OpenTalking uses an OpenAI-compatible chat-completions interface. DashScope is the default because it works with the default Chinese demo settings.

.env
OPENTALKING_LLM_BASE_URL=https://dashscope.aliyuncs.com/compatible-mode/v1
OPENTALKING_LLM_API_KEY=<dashscope-api-key>
OPENTALKING_LLM_MODEL=qwen-flash

Common alternatives:

Provider Configuration notes
OpenAI Set OPENTALKING_LLM_BASE_URL=https://api.openai.com/v1 and use an OpenAI model id.
vLLM Point OPENTALKING_LLM_BASE_URL to the vLLM OpenAI-compatible server.
Ollama Use the Ollama OpenAI-compatible endpoint, usually http://localhost:11434/v1.
DeepSeek Use the provider's OpenAI-compatible base URL and model id.

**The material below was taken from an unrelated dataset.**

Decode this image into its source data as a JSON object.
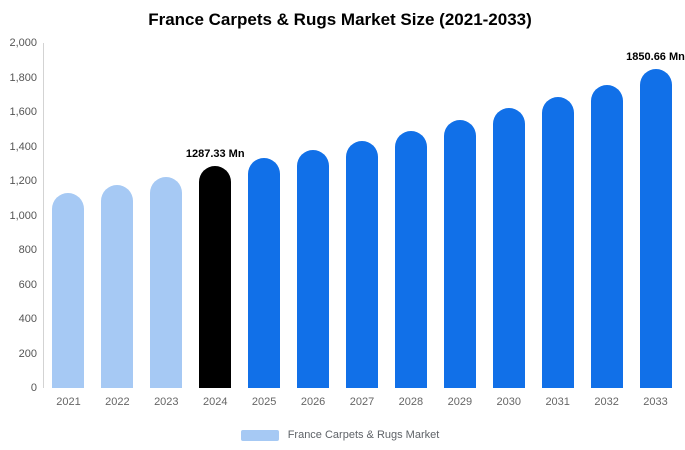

Verify the API key and endpoint by starting OpenTalking and sending a text chat request after creating a mock session.

STT

The default speech-recognition backend is DashScope Paraformer realtime.

.env
DASHSCOPE_API_KEY=<dashscope-api-key>
OPENTALKING_STT_MODEL=paraformer-realtime-v2

For DashScope-based deployments, DASHSCOPE_API_KEY and OPENTALKING_LLM_API_KEY can use the same key. If microphone input fails but text chat works, verify this key first.

Verification

terminal
curl -fsS http://127.0.0.1:8000/health
curl -s -X POST http://127.0.0.1:8000/sessions \
  -H 'content-type: application/json' \
  -d '{"avatar_id":"demo-avatar","model":"mock"}'

Then use the frontend microphone flow to confirm STT events and LLM responses appear in the session event stream.